Ich bin der Auffassung, wir müssen unsere Produktion noch ganz erheblich ausweiten, nicht zuletzt deswegen — —
— Wie ich es machen will? Das werde ich Ihnen sagen. Nur ein kleines Beispiel, Herr Kollege; hören Sie einen kleinen Moment her: Es ist geradezu jämmerlich, wenn man von Produktions- ausweitungen redet und dann sagt: zunächst einmal müssen wir unsere Kohlenförderung ordentlich steigern, um dann ein Investitionshilfegesetz zusammenzuschustern, das die lächerliche Summe von einer Milliarde DM auf die Beine stellen soll. Das ad eins.
Die Notwendigkeit einer Ausweitung unseres Industrievolumens kann doch schon deswegen nicht bestritten werden, weil — wie auch Sie wissen — es in Deutschland noch Hunderttausende von Menschen gibt, die nicht auf Grund irgendwelcher konjunktureller Auswirkungen arbeitslos sind, sondern deswegen, weil sie seit Beendigung dieses Krieges überhaupt noch keinen richtigen Arbeitsplatz gehabt haben; es müssen vielmehr erst welche geschaffen werden.
— Doch, das ging aus dem Generaltenor Ihrer Äußerungen zweifelsfrei hervor,
um so mehr, wenn Sie mir sagen: Ist es denn möglich, ist es denn notwendig, die Produktion zu erweitern?
— Nein! Die ganze Situation wird sich für uns
— für Sie auch nicht, Herr Schütz — nach unserer Auffassung nicht bessern, wenn man uns, Deutschland, zu dem auch Sie gehören, Herr Schütz,
nicht die Möglichkeiten läßt, unsere Dinge hier in einer Art zu regeln, wie sie auf Grund der Besonderheiten geregelt werden müssen, die sich aus den Kriegsauswirkungen ergeben, denen andere nicht unterliegen. Herr Kollege Schütz, Sie, der Sie im Vertriebenenausschuß und im Lastenausgleichsausschuß tätig sind, wissen j a ein besonderes Lied davon zu singen, wie dringend notwendig es ist, daß gerade auf diesem Gebiet neue Möglichkeiten der wirtschaftlichen Betätigung geschaffen werden. Diese Ausweitung unseres Feldes, auf dem wir uns wirtschaftlich betätigen können, läuft aber — und das ist in der französischen Kammer die Generallinie gewesen — den Interessen Frankreichs einigermaßen entgegen.
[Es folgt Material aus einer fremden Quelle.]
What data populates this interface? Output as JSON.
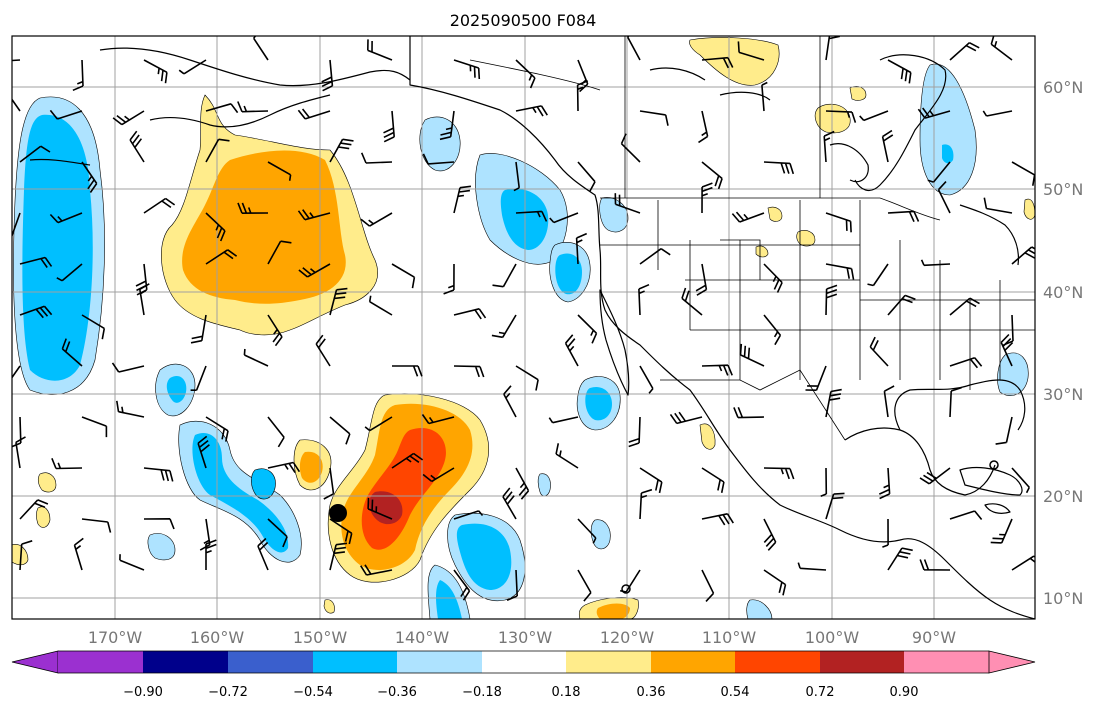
{
  "title": "2025090500 F084",
  "map": {
    "lon_range": [
      -180,
      -80
    ],
    "lat_range": [
      8,
      65
    ],
    "lon_ticks": [
      "170°W",
      "160°W",
      "150°W",
      "140°W",
      "130°W",
      "120°W",
      "110°W",
      "100°W",
      "90°W"
    ],
    "lat_ticks": [
      "10°N",
      "20°N",
      "30°N",
      "40°N",
      "50°N",
      "60°N"
    ],
    "grid": true
  },
  "colorbar": {
    "orientation": "horizontal",
    "extend": "both",
    "ticks": [
      "−0.90",
      "−0.72",
      "−0.54",
      "−0.36",
      "−0.18",
      "0.18",
      "0.36",
      "0.54",
      "0.72",
      "0.90"
    ],
    "colors": [
      "#9b30d0",
      "#00008b",
      "#3a5fcd",
      "#00bfff",
      "#aee3ff",
      "#ffffff",
      "#ffec8b",
      "#ffa500",
      "#ff4500",
      "#b22222",
      "#ff8fb3"
    ]
  },
  "colors": {
    "deep_negative": "#00bfff",
    "light_negative": "#aee3ff",
    "light_positive": "#ffec8b",
    "positive": "#ffa500",
    "strong_positive": "#ff4500",
    "very_strong_positive": "#b22222"
  },
  "markers": [
    {
      "name": "filled-dot",
      "lon": -148,
      "lat": 18.2
    },
    {
      "name": "open-circle",
      "lon": -120,
      "lat": 10.8
    },
    {
      "name": "open-circle",
      "lon": -84,
      "lat": 22.9
    }
  ]
}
Wenn Sie meine Redezeit mit denen meiner Vorredner vergleichen, z. B. mit den kommunistischen Filibustern, komme ich noch einigermaßen gut dabei weg.
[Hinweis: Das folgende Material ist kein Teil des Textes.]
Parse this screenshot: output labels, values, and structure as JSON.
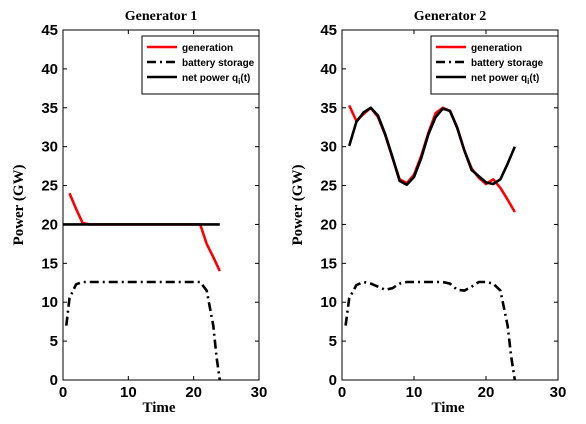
{
  "chart_data": [
    {
      "type": "line",
      "title": "Generator 1",
      "xlabel": "Time",
      "ylabel": "Power (GW)",
      "xlim": [
        0,
        30
      ],
      "ylim": [
        0,
        45
      ],
      "xticks": [
        "0",
        "10",
        "20",
        "30"
      ],
      "yticks": [
        "0",
        "5",
        "10",
        "15",
        "20",
        "25",
        "30",
        "35",
        "40",
        "45"
      ],
      "legend_position": "top-right",
      "series": [
        {
          "name": "generation",
          "color": "#ff0000",
          "style": "solid",
          "x": [
            1,
            2,
            3,
            4,
            5,
            6,
            7,
            8,
            9,
            10,
            11,
            12,
            13,
            14,
            15,
            16,
            17,
            18,
            19,
            20,
            21,
            22,
            23,
            24
          ],
          "y": [
            24,
            22,
            20.2,
            20,
            20,
            20,
            20,
            20,
            20,
            20,
            20,
            20,
            20,
            20,
            20,
            20,
            20,
            20,
            20,
            20,
            20,
            17.5,
            15.8,
            14
          ]
        },
        {
          "name": "battery storage",
          "color": "#000000",
          "style": "dashdot",
          "x": [
            0.5,
            1,
            2,
            3,
            4,
            5,
            6,
            7,
            8,
            9,
            10,
            11,
            12,
            13,
            14,
            15,
            16,
            17,
            18,
            19,
            20,
            21,
            22,
            23,
            23.5,
            24
          ],
          "y": [
            7,
            10.5,
            12.3,
            12.6,
            12.6,
            12.6,
            12.6,
            12.6,
            12.6,
            12.6,
            12.6,
            12.6,
            12.6,
            12.6,
            12.6,
            12.6,
            12.6,
            12.6,
            12.6,
            12.6,
            12.6,
            12.6,
            11.5,
            7,
            3,
            0
          ]
        },
        {
          "name": "net power q_i(t)",
          "color": "#000000",
          "style": "solid",
          "x": [
            0,
            24
          ],
          "y": [
            20,
            20
          ]
        }
      ]
    },
    {
      "type": "line",
      "title": "Generator 2",
      "xlabel": "Time",
      "ylabel": "Power (GW)",
      "xlim": [
        0,
        30
      ],
      "ylim": [
        0,
        45
      ],
      "xticks": [
        "0",
        "10",
        "20",
        "30"
      ],
      "yticks": [
        "0",
        "5",
        "10",
        "15",
        "20",
        "25",
        "30",
        "35",
        "40",
        "45"
      ],
      "legend_position": "top-right",
      "series": [
        {
          "name": "generation",
          "color": "#ff0000",
          "style": "solid",
          "x": [
            1,
            2,
            3,
            4,
            5,
            6,
            7,
            8,
            9,
            10,
            11,
            12,
            13,
            14,
            15,
            16,
            17,
            18,
            19,
            20,
            21,
            22,
            23,
            24
          ],
          "y": [
            35.3,
            33.3,
            34.2,
            35,
            33.8,
            31.5,
            28.6,
            25.8,
            25.3,
            26.4,
            28.8,
            31.8,
            34.3,
            35,
            34.6,
            32.5,
            29.5,
            27.2,
            26,
            25.2,
            25.8,
            24.7,
            23.2,
            21.6
          ]
        },
        {
          "name": "battery storage",
          "color": "#000000",
          "style": "dashdot",
          "x": [
            0.5,
            1,
            2,
            3,
            4,
            5,
            6,
            7,
            8,
            9,
            10,
            11,
            12,
            13,
            14,
            15,
            16,
            17,
            18,
            19,
            20,
            21,
            22,
            23,
            23.5,
            24
          ],
          "y": [
            7,
            10.5,
            12.2,
            12.6,
            12.4,
            12,
            11.6,
            11.8,
            12.4,
            12.6,
            12.6,
            12.6,
            12.6,
            12.6,
            12.6,
            12.4,
            11.6,
            11.5,
            12,
            12.6,
            12.6,
            12.4,
            11.5,
            7,
            3,
            0
          ]
        },
        {
          "name": "net power q_i(t)",
          "color": "#000000",
          "style": "solid",
          "x": [
            1,
            2,
            3,
            4,
            5,
            6,
            7,
            8,
            9,
            10,
            11,
            12,
            13,
            14,
            15,
            16,
            17,
            18,
            19,
            20,
            21,
            22,
            23,
            24
          ],
          "y": [
            30.1,
            33.2,
            34.4,
            35,
            34,
            31.6,
            28.7,
            25.6,
            25.1,
            26.1,
            28.5,
            31.6,
            33.8,
            34.9,
            34.6,
            32.4,
            29.5,
            27,
            26.2,
            25.4,
            25.2,
            25.8,
            27.8,
            30
          ]
        }
      ]
    }
  ]
}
Zum Schluß folgende Feststellung: Dem Vertrag, wie er hier vorliegt, können wir unsere Zustimmung nicht geben.
Wir hoffen, daß Sie dafür unserem Abänderungsantrage zustimmen, der uns die Möglichkeit öffnet, aus diesem Konzept in dem Augenblick auszuscheiden, wo wir feststellen, daß es für uns nicht zu verantworten wäre.